A better way to deliver heparin

Heparin is great as a blood thinner — if you can get the dosing right. Instead of an IV that delivers the drug to the entire bloodstream (where it’s quickly cleared out), why not deliver it right to a blood clot?

How can you do that? Penn State researchers found a way. If you’re thinking, “They used a nanogranular paste, didn’t they?” you’re spot on.

Injected under the skin, their material consists of heparin and a bit of peptide. When it gets to the turbulent site of a blood clot, that turbulence breaks it apart and releases the heparin right where it’s needed. (You are permitted to say, “Whoa” at this point*. Biomed engineers are amazing folks.)

“The peptide also has some anticoagulating properties on its own: It binds to platelets in the blood, enabling action at the clotting site [… it] increases heparin’s effects by more than ten times longer than what is currently being used.”

* “Woah” is also acceptable.

Emergency?

USA: We’re extending the Covid-19 emergency another 90 days.

WHO: We’re thinking of lifting the global public emergency; we’ll decide later this month.

China: We’re opening our borders! Also, no one here is dying from Covid! And happy New Year — go visit friends and family!

Rest of the world: [sighs deeply]

How you can help with opioid abuse

You know which healthcare providers can help people with opioid use disorder? You guessed it: pharmacists. A study out of Rhode Island found that…

[P]atients who started taking buprenorphine after visiting a specially trained pharmacist for their care […] showed dramatically higher rates of retention: 25 patients (89%) continued to receive treatment in the pharmacy compared to five (17%) in the usual care group.

It’s about reaching people — some of whom can’t see a physician — and increasing the capacity of the healthcare system to treat people and get them back to being more productive members of the community.

Pharmacists are in the perfect position to do that … if they’re allowed. Only 10 states (Georgia isn’t one) allow them to prescribe buprenorphine.

Carter asks FDA to reinstate dispensing reg

If you promise to stay calm, you can read this story involving mifepristone.

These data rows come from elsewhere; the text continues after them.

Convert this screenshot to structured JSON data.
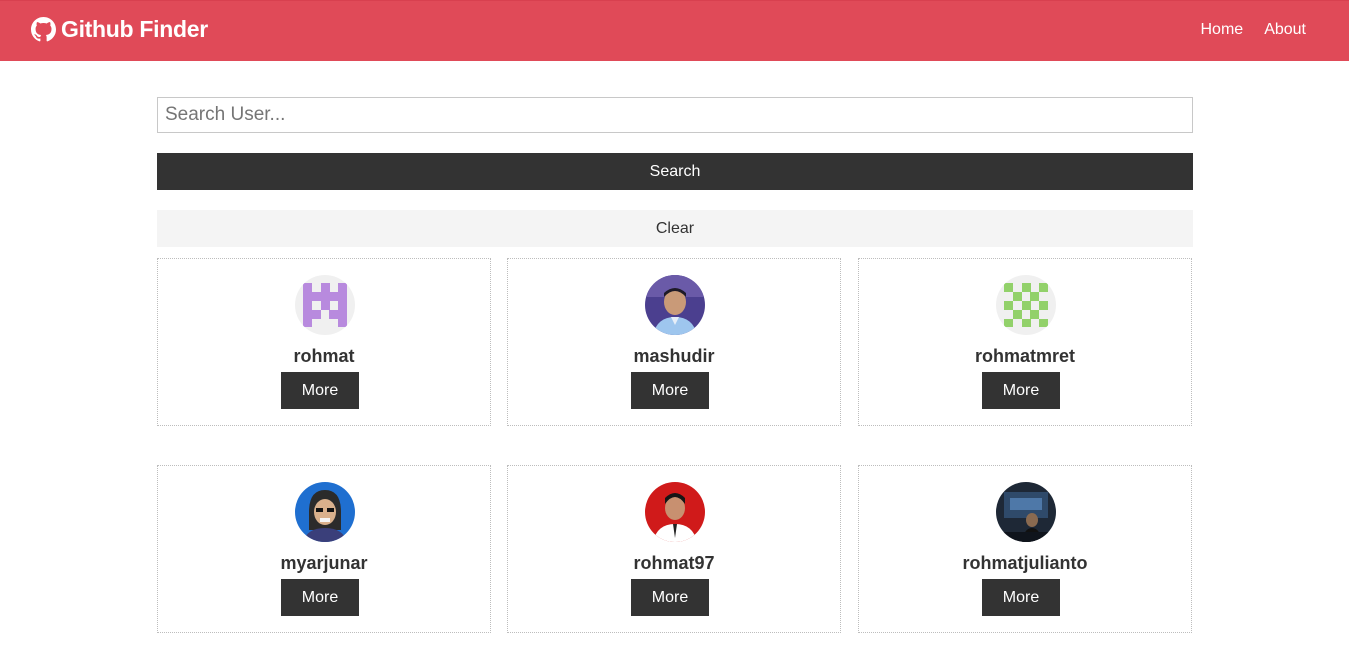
{
  "navbar": {
    "brand_icon": "github-icon",
    "brand_title": "Github Finder",
    "links": [
      "Home",
      "About"
    ]
  },
  "search": {
    "placeholder": "Search User...",
    "value": "",
    "search_label": "Search",
    "clear_label": "Clear"
  },
  "users": [
    {
      "login": "rohmat",
      "more_label": "More",
      "avatar": "identicon-purple"
    },
    {
      "login": "mashudir",
      "more_label": "More",
      "avatar": "photo-person-blue"
    },
    {
      "login": "rohmatmret",
      "more_label": "More",
      "avatar": "identicon-green"
    },
    {
      "login": "myarjunar",
      "more_label": "More",
      "avatar": "cartoon-person-blue"
    },
    {
      "login": "rohmat97",
      "more_label": "More",
      "avatar": "photo-person-red"
    },
    {
      "login": "rohmatjulianto",
      "more_label": "More",
      "avatar": "photo-person-dark"
    }
  ],
  "colors": {
    "navbar_bg": "#e04a58",
    "dark_button": "#333333",
    "light_button": "#f4f4f4"
  }
}
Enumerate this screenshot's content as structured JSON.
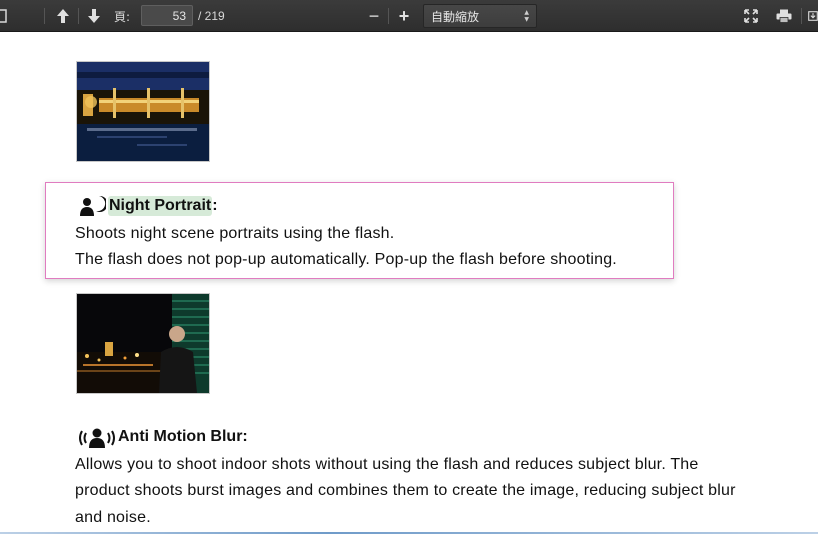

Georgia’s own Buddy Carter (leading 24 other members) has sent a letter to the FDA arguing that pharmacists should not be allowed to dispense mifepristone and asking the agency to revoke that permission. (Click here to read the letter.)

Saying it will “fundamentally harm the pharmacist-patient relationship,” they want the agency to reinstate the original regulation requiring the drug to be either dispensed by physicians directly or through approved mail-order pharmacies. That rule was changed at the beginning of January.

“As a pharmacist, I would never prescribe a drug that endangers the life of a mother or her unborn child. This is dangerous, irresponsible, and must be addressed.”

Drug-price negotiations: See you next year

HHS has announced that it now has a timeline for the process of negotiating drug prices for a whopping 10 high-priced drugs, (as it is now allowed to do).

What drugs? What prices? Don’t hold your breath — that list of drugs won’t be announced until September, and pricing discussions won’t begin until February 2024. The amount the government is willing to pay will be announced nine months later, in September 2024.

Good news about long Covid

An Israeli study (of ~2 million people) found that if you have a mild infection, chances are your symptoms will be gone within a year.

Here’s the most “glass half full” paragraph you’ll read today:

[P]atients with mild Covid-19 had an increased risk of problems including loss of smell and taste, concentration and memory impairment, breathing difficulties, weakness, palpitations, strep throat, and dizziness. Later in the year, health records showed more hair loss (particularly among women), chest pain, cough, muscle aches and pains, and respiratory disorders among Covid patients. But for most people, these problems also cleared up by the end of one year.

Yay? Yay!

USA! USA!

Vaccine acceptance in the US has increased to the point that we’re now up there with the rest of the Western world.

Globally, the average vaccine hesitancy has dropped in each survey edition and is now just over 20 percent. That’s right about where the US now finds itself, with just under 20 percent indicating they have not received a first shot.

Captain Obvious was about to say something…

Colour-coded syringe trays may help cut medication errors” finds a British study. It’s a real problem, too: “Data suggests that drug-related errors — such as accidental syringe swaps — occur in 1 in 133 anaesthetic administrations.”

Looking at search time and the number of errors (using eye-tracking technology — cool!) they found that “the trays helped make it quicker for users to make the correct choice first time.”

…but then this caught her eye

Eating right means living longer. I.e., “Adherence to Healthy Eating Patterns Linked to Lower Mortality Risk”.